Ukraine set a second straight single-day record for new cases and deaths, Medical Express reported. A government tally registered 23,785 new infections and 614 deaths in the ex-Soviet state, which has an underresourced public health service.
Neighboring Russia suffered a similar fate with 1,064 new fatalities and 37,141 new cases in a 24-hour period, according to the Moscow Times.
Both countries are struggling to persuade their populations to get their shots.
New Zealand has set a target of getting 90% of its population vaccinated before fully lifting restrictions, Reuters reported. New Zealand was an early success story in containing the pandemic but has been unable to beat back an outbreak of the delta variant of COVID-19 centered in Auckland, forcing Prime Minister Jacinda Ardern to abandon her elimination strategy and switch to living with the virus.
There was celebration in Melbourne, Australia’s second biggest city, as it ended the world’s longest lockdown and people flocked to hair salons, pubs and restaurants, Al Jazeera reported. Melbourne has so far endured 262 days, or nearly nine months, of restrictions during six separate lockdowns since March 2020, representing the longest cumulative lockdown for any city in the world.

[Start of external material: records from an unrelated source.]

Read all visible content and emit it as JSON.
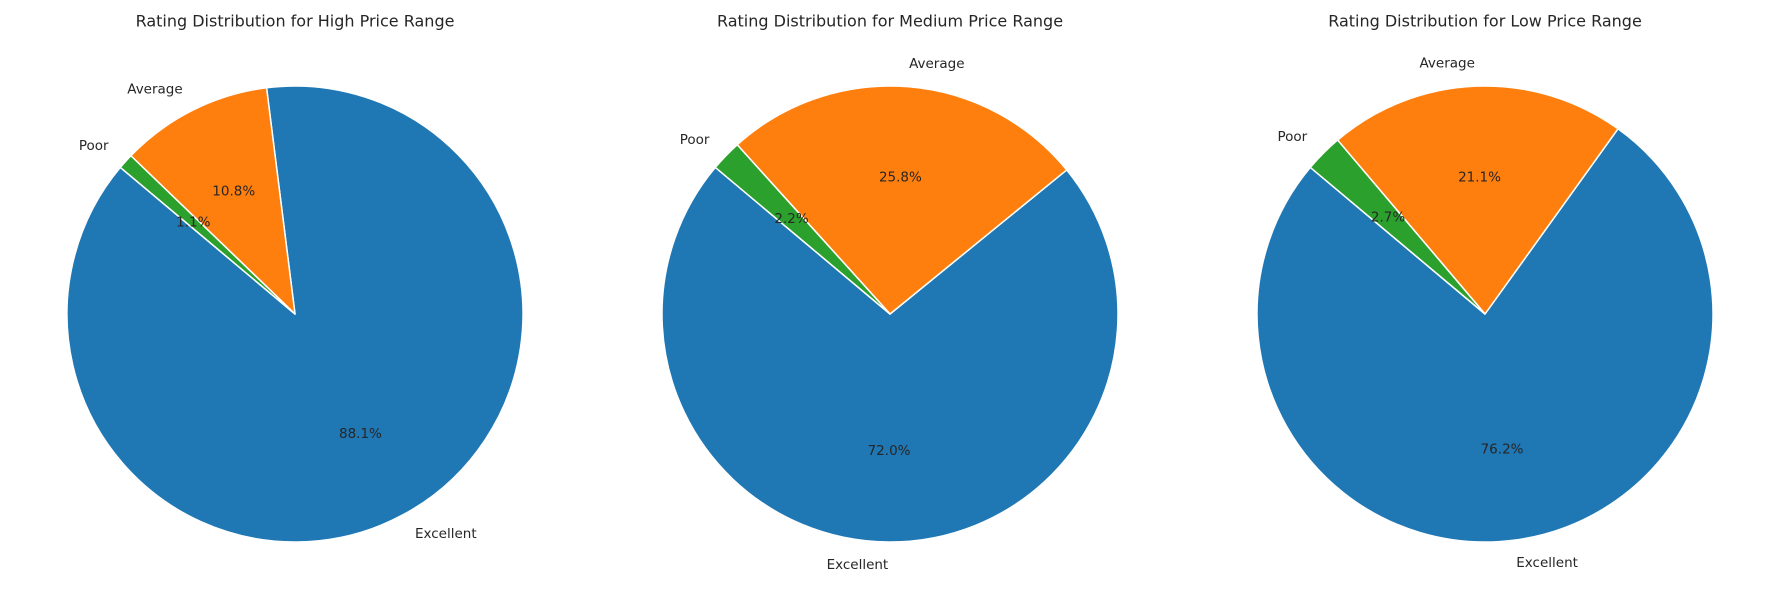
{
  "chart_data": [
    {
      "type": "pie",
      "title": "Rating Distribution for High Price Range",
      "categories": [
        "Excellent",
        "Average",
        "Poor"
      ],
      "values": [
        88.1,
        10.8,
        1.1
      ],
      "value_labels": [
        "88.1%",
        "10.8%",
        "1.1%"
      ],
      "colors": [
        "#1f77b4",
        "#ff7f0e",
        "#2ca02c"
      ]
    },
    {
      "type": "pie",
      "title": "Rating Distribution for Medium Price Range",
      "categories": [
        "Excellent",
        "Average",
        "Poor"
      ],
      "values": [
        72.0,
        25.8,
        2.2
      ],
      "value_labels": [
        "72.0%",
        "25.8%",
        "2.2%"
      ],
      "colors": [
        "#1f77b4",
        "#ff7f0e",
        "#2ca02c"
      ]
    },
    {
      "type": "pie",
      "title": "Rating Distribution for Low Price Range",
      "categories": [
        "Excellent",
        "Average",
        "Poor"
      ],
      "values": [
        76.2,
        21.1,
        2.7
      ],
      "value_labels": [
        "76.2%",
        "21.1%",
        "2.7%"
      ],
      "colors": [
        "#1f77b4",
        "#ff7f0e",
        "#2ca02c"
      ]
    }
  ]
}
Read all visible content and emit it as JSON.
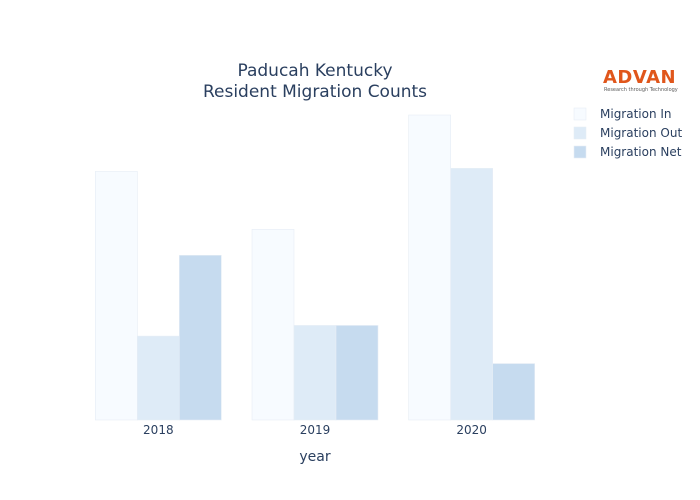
{
  "logo": {
    "name": "ADVAN",
    "tagline": "Research through Technology"
  },
  "chart_data": {
    "type": "bar",
    "title": [
      "Paducah Kentucky",
      "Resident Migration Counts"
    ],
    "xlabel": "year",
    "ylabel": "",
    "categories": [
      "2018",
      "2019",
      "2020"
    ],
    "ylim": [
      0,
      1.0
    ],
    "yaxis_visible": false,
    "grid": false,
    "legend_position": "top-right",
    "series": [
      {
        "name": "Migration In",
        "values": [
          0.815,
          0.625,
          1.0
        ],
        "color": "#f7fbff"
      },
      {
        "name": "Migration Out",
        "values": [
          0.275,
          0.31,
          0.825
        ],
        "color": "#deebf7"
      },
      {
        "name": "Migration Net",
        "values": [
          0.54,
          0.31,
          0.185
        ],
        "color": "#c6dbef"
      }
    ]
  }
}
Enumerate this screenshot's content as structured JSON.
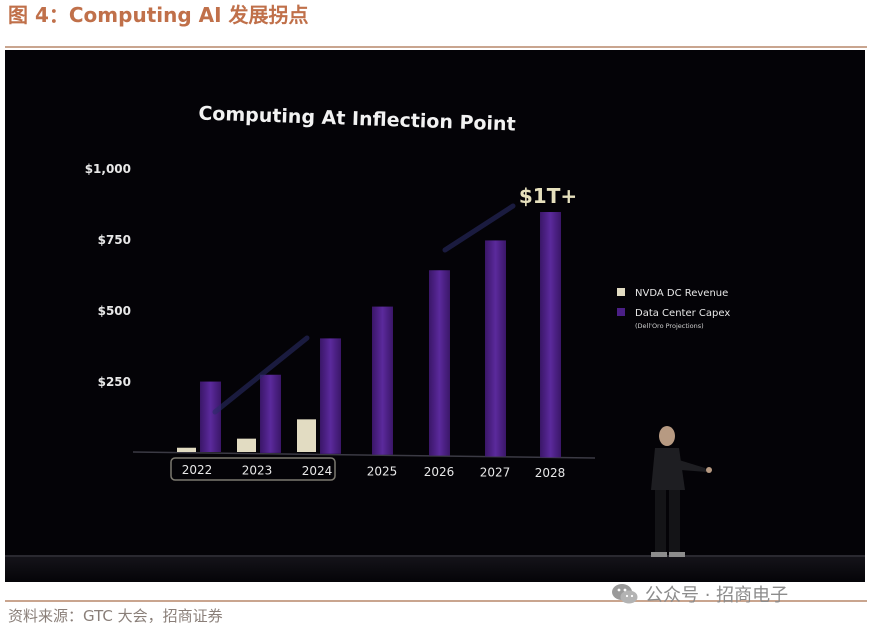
{
  "figure": {
    "caption": "图 4：Computing AI 发展拐点",
    "source": "资料来源：GTC 大会，招商证券",
    "watermark": "公众号 · 招商电子"
  },
  "colors": {
    "background": "#040307",
    "revenue": "#e2dcc2",
    "capex": "#4b1f86",
    "caption": "#c0704a"
  },
  "chart_data": {
    "type": "bar",
    "title": "Computing At Inflection Point",
    "categories": [
      "2022",
      "2023",
      "2024",
      "2025",
      "2026",
      "2027",
      "2028"
    ],
    "series": [
      {
        "name": "NVDA DC Revenue",
        "values": [
          15,
          47,
          115,
          null,
          null,
          null,
          null
        ]
      },
      {
        "name": "Data Center Capex",
        "values": [
          248,
          272,
          400,
          512,
          640,
          745,
          845
        ]
      }
    ],
    "legend_note": "(Dell'Oro Projections)",
    "yticks": [
      "$1,000",
      "$750",
      "$500",
      "$250"
    ],
    "ylim": [
      0,
      1000
    ],
    "annotation": "$1T+",
    "legend_position": "right"
  }
}
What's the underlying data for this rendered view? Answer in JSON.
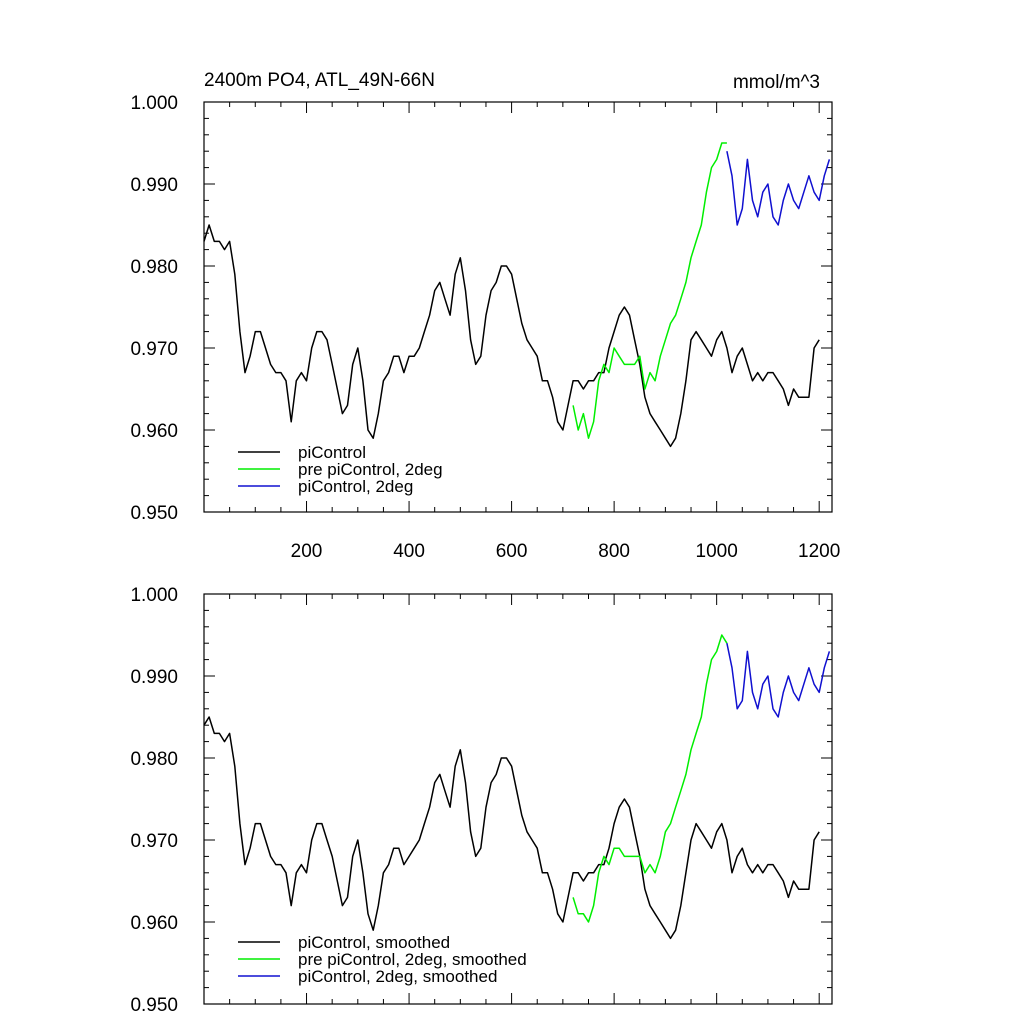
{
  "chart_data": [
    {
      "type": "line",
      "title": "2400m PO4, ATL_49N-66N",
      "units": "mmol/m^3",
      "xlabel": "",
      "ylabel": "",
      "xlim": [
        0,
        1225
      ],
      "ylim": [
        0.95,
        1.0
      ],
      "xticks": [
        200,
        400,
        600,
        800,
        1000,
        1200
      ],
      "yticks": [
        "1.000",
        "0.990",
        "0.980",
        "0.970",
        "0.960",
        "0.950"
      ],
      "legend_position": "bottom-left",
      "series": [
        {
          "name": "piControl",
          "color": "#000000",
          "x": [
            0,
            10,
            20,
            30,
            40,
            50,
            60,
            70,
            80,
            90,
            100,
            110,
            120,
            130,
            140,
            150,
            160,
            170,
            180,
            190,
            200,
            210,
            220,
            230,
            240,
            250,
            260,
            270,
            280,
            290,
            300,
            310,
            320,
            330,
            340,
            350,
            360,
            370,
            380,
            390,
            400,
            410,
            420,
            430,
            440,
            450,
            460,
            470,
            480,
            490,
            500,
            510,
            520,
            530,
            540,
            550,
            560,
            570,
            580,
            590,
            600,
            610,
            620,
            630,
            640,
            650,
            660,
            670,
            680,
            690,
            700,
            710,
            720,
            730,
            740,
            750,
            760,
            770,
            780,
            790,
            800,
            810,
            820,
            830,
            840,
            850,
            860,
            870,
            880,
            890,
            900,
            910,
            920,
            930,
            940,
            950,
            960,
            970,
            980,
            990,
            1000,
            1010,
            1020,
            1030,
            1040,
            1050,
            1060,
            1070,
            1080,
            1090,
            1100,
            1110,
            1120,
            1130,
            1140,
            1150,
            1160,
            1170,
            1180,
            1190,
            1200
          ],
          "y": [
            0.983,
            0.985,
            0.983,
            0.983,
            0.982,
            0.983,
            0.979,
            0.972,
            0.967,
            0.969,
            0.972,
            0.972,
            0.97,
            0.968,
            0.967,
            0.967,
            0.966,
            0.961,
            0.966,
            0.967,
            0.966,
            0.97,
            0.972,
            0.972,
            0.971,
            0.968,
            0.965,
            0.962,
            0.963,
            0.968,
            0.97,
            0.966,
            0.96,
            0.959,
            0.962,
            0.966,
            0.967,
            0.969,
            0.969,
            0.967,
            0.969,
            0.969,
            0.97,
            0.972,
            0.974,
            0.977,
            0.978,
            0.976,
            0.974,
            0.979,
            0.981,
            0.977,
            0.971,
            0.968,
            0.969,
            0.974,
            0.977,
            0.978,
            0.98,
            0.98,
            0.979,
            0.976,
            0.973,
            0.971,
            0.97,
            0.969,
            0.966,
            0.966,
            0.964,
            0.961,
            0.96,
            0.963,
            0.966,
            0.966,
            0.965,
            0.966,
            0.966,
            0.967,
            0.967,
            0.97,
            0.972,
            0.974,
            0.975,
            0.974,
            0.971,
            0.968,
            0.964,
            0.962,
            0.961,
            0.96,
            0.959,
            0.958,
            0.959,
            0.962,
            0.966,
            0.971,
            0.972,
            0.971,
            0.97,
            0.969,
            0.971,
            0.972,
            0.97,
            0.967,
            0.969,
            0.97,
            0.968,
            0.966,
            0.967,
            0.966,
            0.967,
            0.967,
            0.966,
            0.965,
            0.963,
            0.965,
            0.964,
            0.964,
            0.964,
            0.97,
            0.971
          ]
        },
        {
          "name": "pre piControl, 2deg",
          "color": "#00ee00",
          "x": [
            720,
            730,
            740,
            750,
            760,
            770,
            780,
            790,
            800,
            810,
            820,
            830,
            840,
            850,
            860,
            870,
            880,
            890,
            900,
            910,
            920,
            930,
            940,
            950,
            960,
            970,
            980,
            990,
            1000,
            1010,
            1020
          ],
          "y": [
            0.963,
            0.96,
            0.962,
            0.959,
            0.961,
            0.966,
            0.968,
            0.967,
            0.97,
            0.969,
            0.968,
            0.968,
            0.968,
            0.969,
            0.965,
            0.967,
            0.966,
            0.969,
            0.971,
            0.973,
            0.974,
            0.976,
            0.978,
            0.981,
            0.983,
            0.985,
            0.989,
            0.992,
            0.993,
            0.995,
            0.995
          ]
        },
        {
          "name": "piControl, 2deg",
          "color": "#1010d0",
          "x": [
            1020,
            1030,
            1040,
            1050,
            1060,
            1070,
            1080,
            1090,
            1100,
            1110,
            1120,
            1130,
            1140,
            1150,
            1160,
            1170,
            1180,
            1190,
            1200,
            1210,
            1220
          ],
          "y": [
            0.994,
            0.991,
            0.985,
            0.987,
            0.993,
            0.988,
            0.986,
            0.989,
            0.99,
            0.986,
            0.985,
            0.988,
            0.99,
            0.988,
            0.987,
            0.989,
            0.991,
            0.989,
            0.988,
            0.991,
            0.993
          ]
        }
      ]
    },
    {
      "type": "line",
      "title": "",
      "xlabel": "",
      "ylabel": "",
      "xlim": [
        0,
        1225
      ],
      "ylim": [
        0.95,
        1.0
      ],
      "yticks": [
        "1.000",
        "0.990",
        "0.980",
        "0.970",
        "0.960",
        "0.950"
      ],
      "legend_position": "bottom-left",
      "series": [
        {
          "name": "piControl, smoothed",
          "color": "#000000",
          "x": [
            0,
            10,
            20,
            30,
            40,
            50,
            60,
            70,
            80,
            90,
            100,
            110,
            120,
            130,
            140,
            150,
            160,
            170,
            180,
            190,
            200,
            210,
            220,
            230,
            240,
            250,
            260,
            270,
            280,
            290,
            300,
            310,
            320,
            330,
            340,
            350,
            360,
            370,
            380,
            390,
            400,
            410,
            420,
            430,
            440,
            450,
            460,
            470,
            480,
            490,
            500,
            510,
            520,
            530,
            540,
            550,
            560,
            570,
            580,
            590,
            600,
            610,
            620,
            630,
            640,
            650,
            660,
            670,
            680,
            690,
            700,
            710,
            720,
            730,
            740,
            750,
            760,
            770,
            780,
            790,
            800,
            810,
            820,
            830,
            840,
            850,
            860,
            870,
            880,
            890,
            900,
            910,
            920,
            930,
            940,
            950,
            960,
            970,
            980,
            990,
            1000,
            1010,
            1020,
            1030,
            1040,
            1050,
            1060,
            1070,
            1080,
            1090,
            1100,
            1110,
            1120,
            1130,
            1140,
            1150,
            1160,
            1170,
            1180,
            1190,
            1200
          ],
          "y": [
            0.984,
            0.985,
            0.983,
            0.983,
            0.982,
            0.983,
            0.979,
            0.972,
            0.967,
            0.969,
            0.972,
            0.972,
            0.97,
            0.968,
            0.967,
            0.967,
            0.966,
            0.962,
            0.966,
            0.967,
            0.966,
            0.97,
            0.972,
            0.972,
            0.97,
            0.968,
            0.965,
            0.962,
            0.963,
            0.968,
            0.97,
            0.966,
            0.961,
            0.959,
            0.962,
            0.966,
            0.967,
            0.969,
            0.969,
            0.967,
            0.968,
            0.969,
            0.97,
            0.972,
            0.974,
            0.977,
            0.978,
            0.976,
            0.974,
            0.979,
            0.981,
            0.977,
            0.971,
            0.968,
            0.969,
            0.974,
            0.977,
            0.978,
            0.98,
            0.98,
            0.979,
            0.976,
            0.973,
            0.971,
            0.97,
            0.969,
            0.966,
            0.966,
            0.964,
            0.961,
            0.96,
            0.963,
            0.966,
            0.966,
            0.965,
            0.966,
            0.966,
            0.967,
            0.967,
            0.969,
            0.972,
            0.974,
            0.975,
            0.974,
            0.971,
            0.968,
            0.964,
            0.962,
            0.961,
            0.96,
            0.959,
            0.958,
            0.959,
            0.962,
            0.966,
            0.97,
            0.972,
            0.971,
            0.97,
            0.969,
            0.971,
            0.972,
            0.97,
            0.966,
            0.968,
            0.969,
            0.967,
            0.966,
            0.967,
            0.966,
            0.967,
            0.967,
            0.966,
            0.965,
            0.963,
            0.965,
            0.964,
            0.964,
            0.964,
            0.97,
            0.971
          ]
        },
        {
          "name": "pre piControl, 2deg, smoothed",
          "color": "#00ee00",
          "x": [
            720,
            730,
            740,
            750,
            760,
            770,
            780,
            790,
            800,
            810,
            820,
            830,
            840,
            850,
            860,
            870,
            880,
            890,
            900,
            910,
            920,
            930,
            940,
            950,
            960,
            970,
            980,
            990,
            1000,
            1010,
            1020
          ],
          "y": [
            0.963,
            0.961,
            0.961,
            0.96,
            0.962,
            0.966,
            0.968,
            0.967,
            0.969,
            0.969,
            0.968,
            0.968,
            0.968,
            0.968,
            0.966,
            0.967,
            0.966,
            0.968,
            0.971,
            0.972,
            0.974,
            0.976,
            0.978,
            0.981,
            0.983,
            0.985,
            0.989,
            0.992,
            0.993,
            0.995,
            0.994
          ]
        },
        {
          "name": "piControl, 2deg, smoothed",
          "color": "#1010d0",
          "x": [
            1020,
            1030,
            1040,
            1050,
            1060,
            1070,
            1080,
            1090,
            1100,
            1110,
            1120,
            1130,
            1140,
            1150,
            1160,
            1170,
            1180,
            1190,
            1200,
            1210,
            1220
          ],
          "y": [
            0.994,
            0.991,
            0.986,
            0.987,
            0.993,
            0.988,
            0.986,
            0.989,
            0.99,
            0.986,
            0.985,
            0.988,
            0.99,
            0.988,
            0.987,
            0.989,
            0.991,
            0.989,
            0.988,
            0.991,
            0.993
          ]
        }
      ]
    }
  ]
}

Beijing plans to test tens of thousands of people after four new COVID-19 cases were found in a suburban district on Friday, as a new outbreak prompts school closures and flight cancellations across the country, AFP reported.
The global tally for the coronavirus-borne illness climbed above 242.7 million on Friday, while the death toll edged above 4.93 million, according to data aggregated by Johns Hopkins University.
The U.S. continues to lead the world with a total of 45.3 million cases and 733,918deaths.
India is second by cases after the U.S. at 34.1 million and has suffered 453,042 deaths. Brazil has the second highest death toll at 604,679 and 21.7 million cases.
In Europe, Russia has reported the most fatalities at 224,369, followed by the U.K.’s 139,742 deaths.
China, where the virus was first discovered late in 2019, has had 109,071 confirmed cases and 4,809 deaths, according to its official numbers, which are widely held to be massively underreported.